Dès les années 2000, Eric Bonabeau et Guy Théraulaz 2000a, 2000b) travaillent sur l'intelligence en essaim avec des robots.

Découverte de la stigmergie en 1959 (Piazza 2018) :

Selon Pouydebat (2017) l'intelligence collective se rencontre chez de très nombreuses espèces allant des bactéries aux oiseaux en passant par les insectes et les poissons.

Selon Guy Théraulaz "certains groupes d’animaux ont la capacité de prendre collectivement de bonnes décisions, et ce, de façon décentralisée, sans chef d’orchestre. Les termites, par exemple, construisent des nids d’une remarquable complexité sans plan d’ensemble. Certaines abeilles peuvent s’agencer spontanément en s’agrippant les unes aux autres et constituer des rideaux ondulants pour faire fuir des prédateurs, sans tambour ni chorégraphe. Des amibes peuvent s’associer pour former une sorte de grosse limace mouvante, tandis que des oiseaux, comme les étourneaux, peuvent se réunir et former de très grands groupes dont les danses aériennes permettent à la fois d’éviter les prédateurs et de décider collectivement de l’endroit où passer la nuit." (Thivent 2018). Audrey Dussutour travaille aussi sur l'intelligence collective des fourmis qui forment des pistes où il n'y a jamais de bouchons. Les fourmis, voyant que la route est pleine, rebroussent chemin ou attendent patiemment que la densité diminue pour s’engager. C’est pour ça qu’on n’est pas arrivé à 100?% de densité”, observe Audrey Dussutour, chercheuse au CNRS qui a co-dirigé l’étude. “Jusqu’à présent, on n’avait jamais fait une étude sur une si grande masse de fourmis, avec jusqu’à 40?% de la surface d’une route recouverte, détaille-t-elle, chez les piétons, ce serait la catastrophe.” Les humains, comme la plupart des autres organismes vivants, sont contraints de ralentir lorsqu’ils deviennent trop nombreux sur la même trajectoire. “À plus de trois personnes au mètre carré on n’avance pas”, explique Audrey Dussutour. (Voir plus).

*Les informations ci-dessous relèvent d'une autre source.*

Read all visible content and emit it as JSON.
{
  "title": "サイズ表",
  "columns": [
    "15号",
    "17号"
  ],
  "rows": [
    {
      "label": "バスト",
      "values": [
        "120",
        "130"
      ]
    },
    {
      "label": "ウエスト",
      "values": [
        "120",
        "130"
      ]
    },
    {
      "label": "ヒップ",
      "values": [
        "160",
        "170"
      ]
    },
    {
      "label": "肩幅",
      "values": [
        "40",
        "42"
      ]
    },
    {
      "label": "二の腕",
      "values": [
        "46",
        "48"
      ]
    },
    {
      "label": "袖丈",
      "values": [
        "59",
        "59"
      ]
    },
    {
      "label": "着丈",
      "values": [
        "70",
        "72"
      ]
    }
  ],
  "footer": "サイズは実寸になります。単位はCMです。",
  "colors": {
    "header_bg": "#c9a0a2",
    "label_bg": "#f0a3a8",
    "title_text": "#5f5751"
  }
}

Dans À quoi pensent les abeilles ? de Mathieu Lihoreau voir
- Automates et décisions collectives. Michel Krieger et Laurent Keller ont créé une colonie de robots non programmés pour la collecte collective d'aliments. Ils ont observé que ces robots développent un système d'approvisionnement collectif (p.142). Jean-Louis Deneubourg qui "n'est pas (totalement) fou)" a fait une expérience comparable avec la peur de la lumière chez les blattes et Mathieu a repris ces expériences à Rennes (p.143).
- La sagesse de l'essaim : "l'intelligence collective peut être supérieure à la somme des intelligences individuelles". Jean-Louis Deneubourg et ses collaborateurs "ont réalisé de nombreuses expériences pour décrire comment cette sagesse collective pouvait émerger de comportements individuels très simples dans les colonies de fourmis." (p.132

Encore un bel article de nos collègues de Toulouse sur le comportement alimentaire des fourmis d'Argentine en relation avec les décisions collectives (Csata, et al 2019, voir  Adrien 2019).

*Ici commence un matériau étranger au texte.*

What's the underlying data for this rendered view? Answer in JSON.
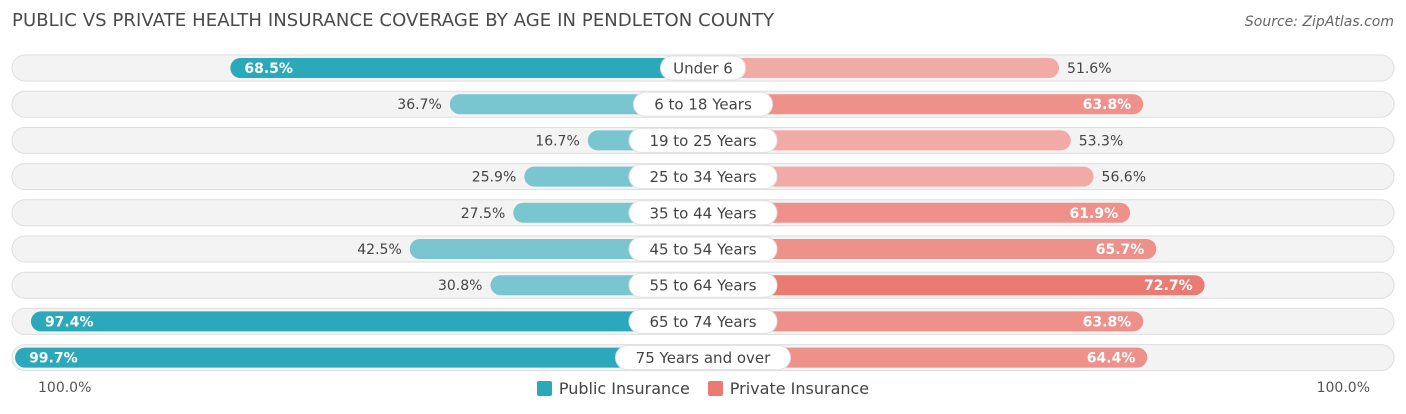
{
  "header": {
    "title": "PUBLIC VS PRIVATE HEALTH INSURANCE COVERAGE BY AGE IN PENDLETON COUNTY",
    "source": "Source: ZipAtlas.com"
  },
  "axis": {
    "left_label": "100.0%",
    "right_label": "100.0%"
  },
  "legend": {
    "public_label": "Public Insurance",
    "private_label": "Private Insurance"
  },
  "colors": {
    "public_strong": "#2ba8ba",
    "public_light": "#79c6d1",
    "private_strong": "#ea7b73",
    "private_light": "#f1aaa6",
    "track": "#efefef"
  },
  "chart_data": {
    "type": "bar",
    "orientation": "diverging-horizontal",
    "title": "PUBLIC VS PRIVATE HEALTH INSURANCE COVERAGE BY AGE IN PENDLETON COUNTY",
    "categories": [
      "Under 6",
      "6 to 18 Years",
      "19 to 25 Years",
      "25 to 34 Years",
      "35 to 44 Years",
      "45 to 54 Years",
      "55 to 64 Years",
      "65 to 74 Years",
      "75 Years and over"
    ],
    "series": [
      {
        "name": "Public Insurance",
        "values": [
          68.5,
          36.7,
          16.7,
          25.9,
          27.5,
          42.5,
          30.8,
          97.4,
          99.7
        ],
        "labels": [
          "68.5%",
          "36.7%",
          "16.7%",
          "25.9%",
          "27.5%",
          "42.5%",
          "30.8%",
          "97.4%",
          "99.7%"
        ]
      },
      {
        "name": "Private Insurance",
        "values": [
          51.6,
          63.8,
          53.3,
          56.6,
          61.9,
          65.7,
          72.7,
          63.8,
          64.4
        ],
        "labels": [
          "51.6%",
          "63.8%",
          "53.3%",
          "56.6%",
          "61.9%",
          "65.7%",
          "72.7%",
          "63.8%",
          "64.4%"
        ]
      }
    ],
    "xlim": [
      0,
      100
    ],
    "legend_position": "bottom-center"
  }
}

Une autre approche apparait chez les physiciens qui considèrent le groupe non plus comme un ensemble d'individus, mais comme une entité globale. Ils ont testé cela sur des marathons. Guy Théraulaz salue cette initiative et rêve "de faire converger les deux approches" (Herzberg 2019).

Selon Sciences et Avenir (2019) "Thomas Bochynek de l'université Northwestern aux Etats-Unis et ses collègues ont observé des fourmis coupe-feuille sud-américaines, in situ et en laboratoire, puis ils ont modélisé leur action. Ils ont ainsi découvert qu'il n'y avait pas de répartition des tâches, pas de superviseur et pas non plus de coordination. Chaque fourmi résout comme elle l'entend les problèmes qu'elle rencontre et c'est la somme de toutes ces actions individuelles qui leur permet de bâtir les sentiers. Les fourmis "agissent uniquement en fonction de leur propre perception des obstacles", précise l'étude. "C'est surprenant, car les comportements collectifs s'organisent souvent en communiquant", explique à l'AFP Thomas Bochynek." C'est très surprenant.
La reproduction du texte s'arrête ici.